Так что же такого пакостного написал о России этот «истинный джентльмен»? А написал он гнусный пасквиль на русских людей, причем в значительной мере для того, чтобы угодить современному ему читателю, падкому на экзотические росказни о русском медведе и казаках-разбойниках. Ну и в расчете заработать на этом деле круглую сумму. Напомню, что речь идет о трех стихотворениях, написанных в форме писем и адресованных некоему «мастеру» Эдварду Дэнси и незнакомым нам мистеру Спенсеру с мистером Паркером. Были такие люди, не были, историческая наука не в курсе, однако для нас, это, собственно говоря, не важно. Упомянутые стихотворения Тербервиля по меньшей мере дважды переводились на русский язык, и я буду приводить отрывки из них в переводе лауреата государственной премии Григория Михайловича Кружкова — доктора филологических наук, профессора, считающегося одним из лучших переводчиков англоязычной поэзии.
Эпистолы написаны рифмованными двустишиями, старинным английским «размером птичницы», то есть количество слогов в строках меняется в пределах 12-14. Британские исследователи полагают, что Тербервиль здесь подражает скорбной манере Овидия («Письма с Понта») и черпает информацию о нашей стране из книги папского посла в России Сигизмунда Герберштейна «Записки из Московии». Отдельные картины, нарисованные «пером мастера», не лишены живости и колорита, многие его суждения желчны и высокомерны, некоторые просты ошибочны. Нельзя не почувствовать, что Тербервиль с превосходством и презрением смотрит на московитов, как бы советуя читателю-европейцу воздержаться от поездок в медвежий угол, коим ему представляется Россия. Но давайте по порядку.
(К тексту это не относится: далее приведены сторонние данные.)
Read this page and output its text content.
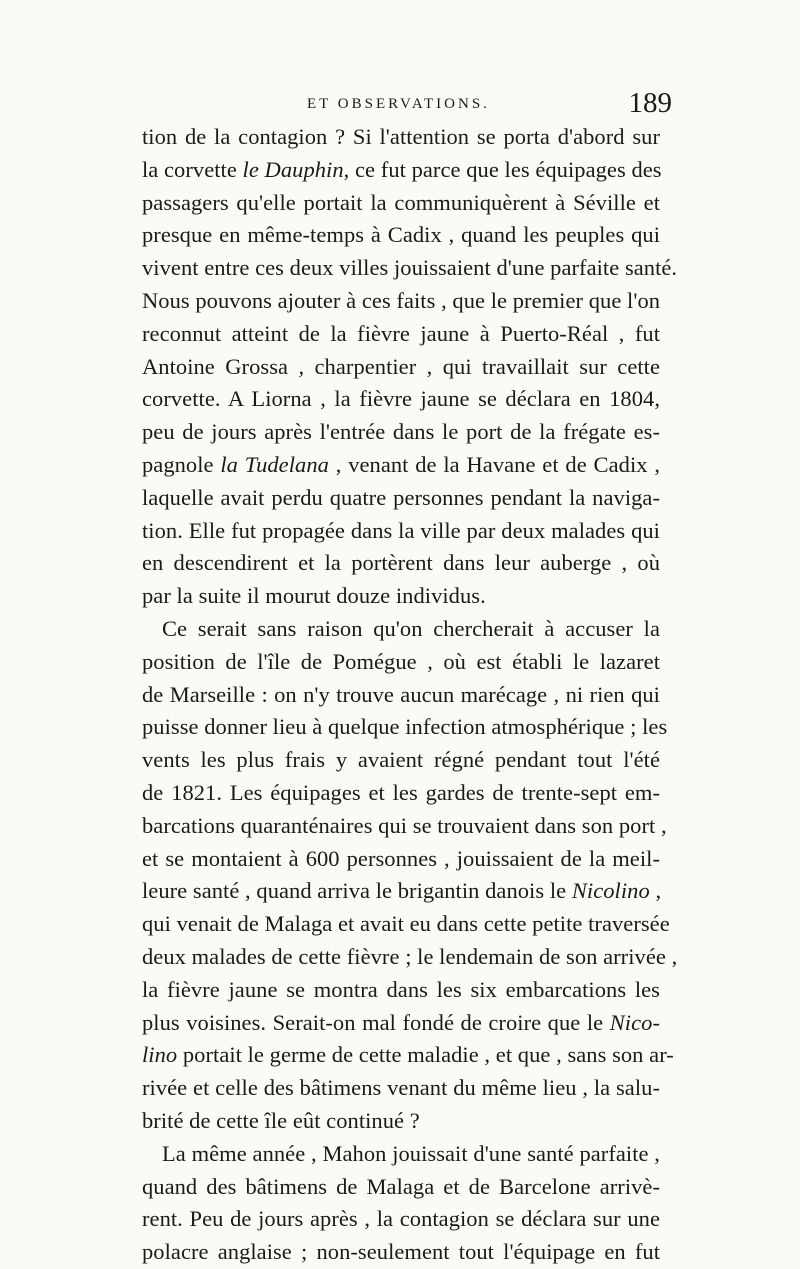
ET OBSERVATIONS.	189
tion de la contagion ? Si l'attention se porta d'abord sur
la corvette le Dauphin, ce fut parce que les équipages des
passagers qu'elle portait la communiquèrent à Séville et
presque en même-temps à Cadix , quand les peuples qui
vivent entre ces deux villes jouissaient d'une parfaite santé.
Nous pouvons ajouter à ces faits , que le premier que l'on
reconnut atteint de la fièvre jaune à Puerto-Réal , fut
Antoine Grossa , charpentier , qui travaillait sur cette
corvette. A Liorna , la fièvre jaune se déclara en 1804,
peu de jours après l'entrée dans le port de la frégate es-
pagnole la Tudelana , venant de la Havane et de Cadix ,
laquelle avait perdu quatre personnes pendant la naviga-
tion. Elle fut propagée dans la ville par deux malades qui
en descendirent et la portèrent dans leur auberge , où
par la suite il mourut douze individus.
Ce serait sans raison qu'on chercherait à accuser la
position de l'île de Pomégue , où est établi le lazaret
de Marseille : on n'y trouve aucun marécage , ni rien qui
puisse donner lieu à quelque infection atmosphérique ; les
vents les plus frais y avaient régné pendant tout l'été
de 1821. Les équipages et les gardes de trente-sept em-
barcations quaranténaires qui se trouvaient dans son port ,
et se montaient à 600 personnes , jouissaient de la meil-
leure santé , quand arriva le brigantin danois le Nicolino ,
qui venait de Malaga et avait eu dans cette petite traversée
deux malades de cette fièvre ; le lendemain de son arrivée ,
la fièvre jaune se montra dans les six embarcations les
plus voisines. Serait-on mal fondé de croire que le Nico-
lino portait le germe de cette maladie , et que , sans son ar-
rivée et celle des bâtimens venant du même lieu , la salu-
brité de cette île eût continué ?
La même année , Mahon jouissait d'une santé parfaite ,
quand des bâtimens de Malaga et de Barcelone arrivè-
rent. Peu de jours après , la contagion se déclara sur une
polacre anglaise ; non-seulement tout l'équipage en fut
Первым делом автор спешит поведать нам о беспробудном пьянстве русского человека, который даже не закусывает:
 «Пиянство тут закон, а кружка — старшина,
И самой трезвой голове раз в день она нужна.»

Объективно говоря, известные основания для обвинения нас в алкоголизме, у Тербервиля есть. Достаточно вспомнить крылатое выражение Красного Солнышка «Руси есть веселие пити». По сообщению Герберштейна, все официальные приемы при царском дворе начинались с водки под жареного журавля, после чего пирующие обязаны были пить мальвазию, "греческие вина" и разного рода меды. "Ибо за хороший прием и роскошное угощение считается у них только то, когда гости напоены допьяна", - свидетельствует Герберштейн. Однако он же утверждает, что в царствование Ивана III большинству московитов разрешалось вкушать вина и меды только по церковным праздникам. Исключение составляли, по словам Герберштейна, дружинники великого князя.
К тому же сам автор чуть ниже сообщает нам, что первым напитком для всех русских от мужика до царя является «терпкий и приятный» kvas, который вовсе «не хмелен», в то время, myod занимает лишь второе место.
Эх, были ж времена, когда русские люди принимали на грудь пенные меды! Чудный, полезный, насыщенный витаминами напиток (употребляемый в умеренных дозах, разумеется)! Так, что здесь я автора решительно не понимаю и ответственно заявляю, что на тогдашнюю действительность он гнусно клевещет! Да и нечего на Россию пенять, коли добрая старая Англия в то время не просыхала.
В доброй старой Англии 16-17 веков народ, включая женщин и детей, жажду утолял исключительно элем или сидром, которые по градусам были вполне сопоставимы с нашим квасом. Духовенство - на то есть документальные подтверждения - баловалось в тех же целях кларетом, а многие, от презренных актеров до аристократов - импортным вином.
Вспомним-ка сэра Томаса Мора, попросившего казнить его через утопление в бочке с мальвазией. Или о «яблоне Шекспира» близ местечка Бидфорд в Уорикшире. Почитатели таланта выдающегося драматурга стекались толпами, чтобы посмотреть на памятное дерево, под которым молодой Вилли, как утверждают, набравшись яблочного эля, нередко оставался ночевать, ибо был неспособен встать на ноги.
А что сообщают нам шекспироведы о причинах, усугубивших смертельную болезнь гения? Приехали к нему, говорят, в Стратфорд гости: Бен Джонсон и Мартин Дрейтон, хозяин накрыл для дорогих друзей стол, ну, выпили лишку, и Шекспир, подцепивший накануне простуду, так и не оклемался.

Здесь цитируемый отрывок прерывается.